Tout d’abord, le bâtiment restauré accueillera en son sein plusieurs restaurants, bars et cafés, établissements haut de gamme, dirigés pour la plupart par des chefs de grande renommée. Sur le côté, là où les herbes avaient eu le loisir de pousser sur ce qui n’a pendant longtemps consisté qu’en un terrain vague et déserté, se dresseront de petites auberges ou autres enseignes de restauration rapide. Entre les deux, sur les rails reconstruits, on pourra trouver des échoppes d’artisanat et de souvenirs à des prix raisonnables, installées dans de vieux wagons.
“Le concept de base consistera à offrir une variété de produits à des prix divers”, explique Murdoch. “Nous voulons pouvoir satisfaire les plus aisés, mais aussi les budgets serrés. Chaque visiteur aura le choix. Qu’il recherche un restaurant gourmet réputé ou soit en quête d’un en-cas bon marché comme une part de pizza. Et tout cela sera situé en un seul et même endroit.”
C’est donc là l’objectif principal de la station ? “D’abord et avant tout, le lieu servira de pont entre la Jérusalem d’hier et la cité de demain”, avance Murdoch. “Situé en plein coeur de la ville, il permettra de rendre l’art et les loisirs accessibles à tous, et, je n’ai pas peur de le dire, va modifier les habitudes de nombre de résidents parce qu’il sera si ouvert et si facile à atteindre. C’est un concept totalement nouveau.”
Tout pour tous 
Parmi la liste des activités et des événements programmés, l’accent sera mis sur les installations pour les sports non professionnels - comme la randonnée à vélo - et les magasins d’équipements sportifs.
On pourra trouver des points de départ pour des promenades en Segway, assister à du théâtre de rue, prendre part à des foires et autres festivités. Et toujours dans un souci de miser sur la diversité, l’un des aspects les plus intéressants du projet tient dans l’attention particulière qu’il va porter à l’art, pour le rendre, là encore, accessible à tous. Ofer Berkovitch, ancien membre du conseil municipal pour le parti Hitorerout B’yerushalayim (Le Réveil de Jérusalem), est en charge des aspects artistiques et culturels du projet. Outre les restaurants et les cafés, il veut faire du lieu une scène culturelle centrale.

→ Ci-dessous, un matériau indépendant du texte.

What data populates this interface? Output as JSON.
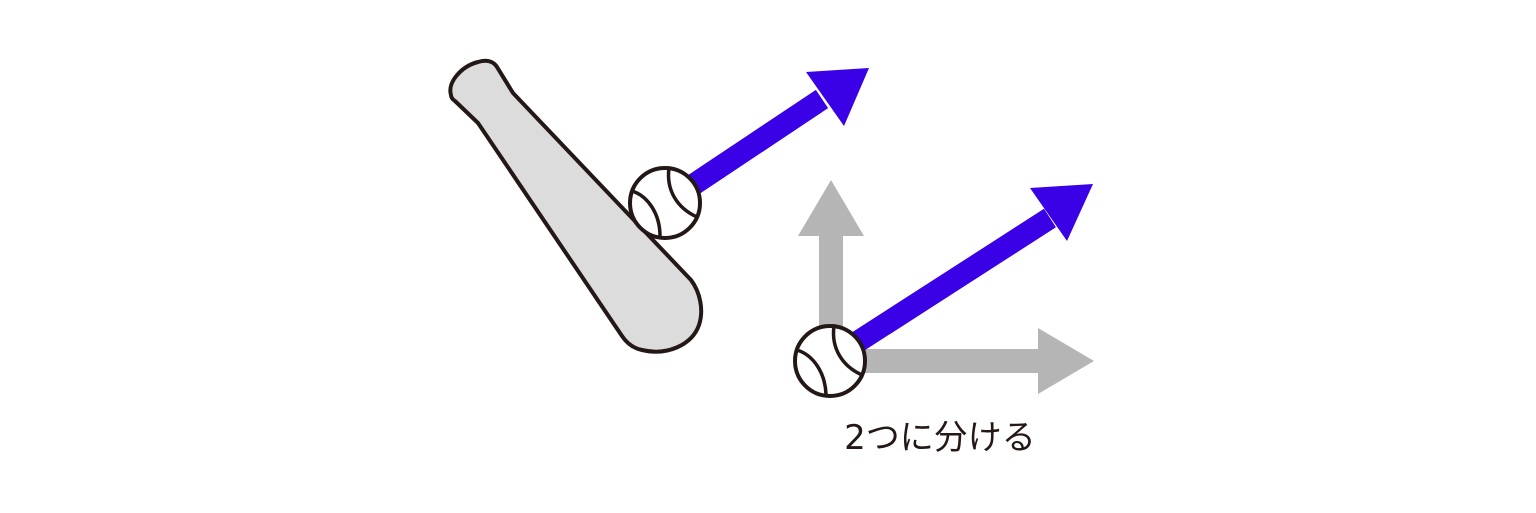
{
  "diagram": {
    "caption": "2つに分ける",
    "colors": {
      "background": "#ffffff",
      "outline": "#231815",
      "bat_fill": "#dcdcdc",
      "velocity_arrow": "#3a00e6",
      "component_arrow": "#b5b5b5",
      "ball_fill": "#ffffff"
    },
    "elements": {
      "bat": "baseball-bat",
      "hit_ball": "baseball",
      "hit_arrow": "velocity-arrow",
      "split_ball": "baseball",
      "split_arrow": "velocity-arrow",
      "vertical_component": "vertical-component-arrow",
      "horizontal_component": "horizontal-component-arrow"
    }
  }
}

Avec, au programme : magasins d’art, manifestations artistiques en plein air. Mais surtout une galerie publique sur l’un des plus grands espaces rénovés de l’ancien édifice, le vieux hall de gare, qui présentera des nouvelles expositions quatre à cinq fois par an. Chacune, réalisée en collaboration avec l’un des établissements des beaux-arts de la ville (Jérusalem compte le plus grand nombre d’écoles d’art du pays) pour amener les résidents à se familiariser avec le travail des élèves.

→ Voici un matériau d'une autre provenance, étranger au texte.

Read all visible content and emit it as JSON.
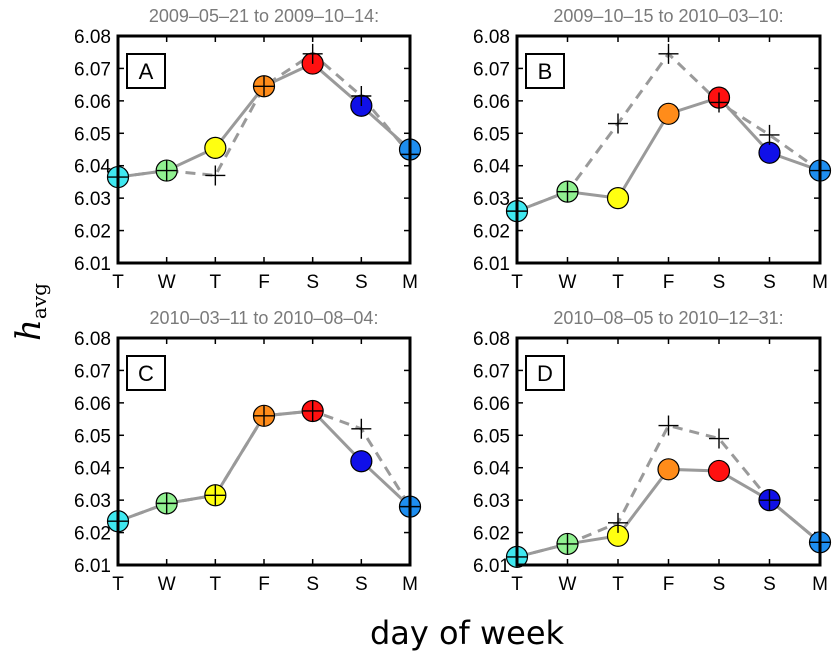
{
  "chart_data": [
    {
      "type": "line",
      "panel_label": "A",
      "title": "2009–05–21 to 2009–10–14:",
      "categories": [
        "T",
        "W",
        "T",
        "F",
        "S",
        "S",
        "M"
      ],
      "ylim": [
        6.01,
        6.08
      ],
      "yticks": [
        "6.01",
        "6.02",
        "6.03",
        "6.04",
        "6.05",
        "6.06",
        "6.07",
        "6.08"
      ],
      "series": [
        {
          "style": "solid",
          "values": [
            6.0365,
            6.0385,
            6.0455,
            6.0645,
            6.0715,
            6.0585,
            6.045
          ]
        },
        {
          "style": "dashed",
          "marker": "+",
          "values": [
            6.0365,
            6.0385,
            6.037,
            6.0645,
            6.0745,
            6.0615,
            6.0435
          ]
        }
      ]
    },
    {
      "type": "line",
      "panel_label": "B",
      "title": "2009–10–15 to 2010–03–10:",
      "categories": [
        "T",
        "W",
        "T",
        "F",
        "S",
        "S",
        "M"
      ],
      "ylim": [
        6.01,
        6.08
      ],
      "yticks": [
        "6.01",
        "6.02",
        "6.03",
        "6.04",
        "6.05",
        "6.06",
        "6.07",
        "6.08"
      ],
      "series": [
        {
          "style": "solid",
          "values": [
            6.026,
            6.032,
            6.03,
            6.056,
            6.061,
            6.044,
            6.0385
          ]
        },
        {
          "style": "dashed",
          "marker": "+",
          "values": [
            6.026,
            6.032,
            6.053,
            6.0745,
            6.0595,
            6.0495,
            6.0385
          ]
        }
      ]
    },
    {
      "type": "line",
      "panel_label": "C",
      "title": "2010–03–11 to 2010–08–04:",
      "categories": [
        "T",
        "W",
        "T",
        "F",
        "S",
        "S",
        "M"
      ],
      "ylim": [
        6.01,
        6.08
      ],
      "yticks": [
        "6.01",
        "6.02",
        "6.03",
        "6.04",
        "6.05",
        "6.06",
        "6.07",
        "6.08"
      ],
      "series": [
        {
          "style": "solid",
          "values": [
            6.0235,
            6.029,
            6.0315,
            6.056,
            6.0575,
            6.042,
            6.028
          ]
        },
        {
          "style": "dashed",
          "marker": "+",
          "values": [
            6.0235,
            6.029,
            6.0315,
            6.056,
            6.0575,
            6.052,
            6.028
          ]
        }
      ]
    },
    {
      "type": "line",
      "panel_label": "D",
      "title": "2010–08–05 to 2010–12–31:",
      "categories": [
        "T",
        "W",
        "T",
        "F",
        "S",
        "S",
        "M"
      ],
      "ylim": [
        6.01,
        6.08
      ],
      "yticks": [
        "6.01",
        "6.02",
        "6.03",
        "6.04",
        "6.05",
        "6.06",
        "6.07",
        "6.08"
      ],
      "series": [
        {
          "style": "solid",
          "values": [
            6.0125,
            6.0165,
            6.019,
            6.0395,
            6.039,
            6.03,
            6.017
          ]
        },
        {
          "style": "dashed",
          "marker": "+",
          "values": [
            6.0125,
            6.0165,
            6.023,
            6.053,
            6.049,
            6.03,
            6.017
          ]
        }
      ]
    }
  ],
  "marker_colors": [
    "#3fe8f0",
    "#90f090",
    "#ffff10",
    "#ff8c1a",
    "#ff1010",
    "#1010e8",
    "#1e8ef0"
  ],
  "line_color": "#9a9a9a",
  "ylabel": {
    "main": "h",
    "sub": "avg"
  },
  "xlabel": "day of week"
}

“Tous les Hiérosolomytains ne sont pas prêts à se donner la peine de se rendre jusqu’au mont Scopus pour voir l’exposition de fin d’année des étudiants de Bezalel”, explique-t-il, “donc nous allons faire venir les expositions ici, afin que les travaux des étudiants soient accessibles à tous.”

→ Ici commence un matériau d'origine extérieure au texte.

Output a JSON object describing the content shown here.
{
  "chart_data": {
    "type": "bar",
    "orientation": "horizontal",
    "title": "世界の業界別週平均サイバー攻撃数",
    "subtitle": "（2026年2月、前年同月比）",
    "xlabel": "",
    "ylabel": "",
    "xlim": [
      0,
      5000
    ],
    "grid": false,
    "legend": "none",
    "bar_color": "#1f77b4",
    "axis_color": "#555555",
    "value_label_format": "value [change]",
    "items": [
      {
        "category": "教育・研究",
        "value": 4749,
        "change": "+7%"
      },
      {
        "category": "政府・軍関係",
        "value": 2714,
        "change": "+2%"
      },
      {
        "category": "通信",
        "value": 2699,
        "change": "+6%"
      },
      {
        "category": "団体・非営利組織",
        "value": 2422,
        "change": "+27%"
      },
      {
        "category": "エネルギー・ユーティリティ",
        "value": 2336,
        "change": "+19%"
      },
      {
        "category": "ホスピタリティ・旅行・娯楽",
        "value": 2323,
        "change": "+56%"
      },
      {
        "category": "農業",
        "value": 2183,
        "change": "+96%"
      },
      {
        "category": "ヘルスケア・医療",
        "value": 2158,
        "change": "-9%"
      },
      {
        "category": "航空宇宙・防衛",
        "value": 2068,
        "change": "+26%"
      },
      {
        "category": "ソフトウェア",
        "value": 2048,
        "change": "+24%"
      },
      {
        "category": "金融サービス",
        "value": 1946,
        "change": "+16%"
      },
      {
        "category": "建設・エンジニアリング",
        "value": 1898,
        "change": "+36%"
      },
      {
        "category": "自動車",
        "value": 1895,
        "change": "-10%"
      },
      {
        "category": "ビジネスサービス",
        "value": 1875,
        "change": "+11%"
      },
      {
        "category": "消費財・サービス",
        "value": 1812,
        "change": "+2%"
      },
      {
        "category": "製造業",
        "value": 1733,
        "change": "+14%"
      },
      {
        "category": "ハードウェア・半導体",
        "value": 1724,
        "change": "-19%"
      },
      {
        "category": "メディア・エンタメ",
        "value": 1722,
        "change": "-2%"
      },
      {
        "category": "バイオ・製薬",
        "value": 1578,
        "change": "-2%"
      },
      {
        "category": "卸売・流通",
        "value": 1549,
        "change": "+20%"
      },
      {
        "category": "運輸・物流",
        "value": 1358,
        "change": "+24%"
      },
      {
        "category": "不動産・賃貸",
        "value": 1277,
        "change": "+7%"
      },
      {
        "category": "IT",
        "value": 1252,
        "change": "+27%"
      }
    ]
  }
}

La galerie permettra également aux jeunes artistes locaux de présenter leurs oeuvres, l’opportunité pour eux de se faire connaître auprès des amateurs d’art éventuels.
L’ensemble du projet a été initié par l’Autorité de développement de Jérusalem. C’est Murdoch qui a remporté l’appel d’offres lancé aux entrepreneurs, l’an dernier. Il bénéficie d’une franchise d’exploitation du terrain qui appartient aux chemins de fer israéliens. Lui et ses deux associés, Assaf Hamo et Erez Navon, ont investi 15 millions de shekels dans le projet. Mais le trio se dit confiant et se prépare à un beau retour sur investissement. Et tout porte à croire qu’ils ont raison, car la Première Station semble bien être sur les rails pour devenir une réussite locale.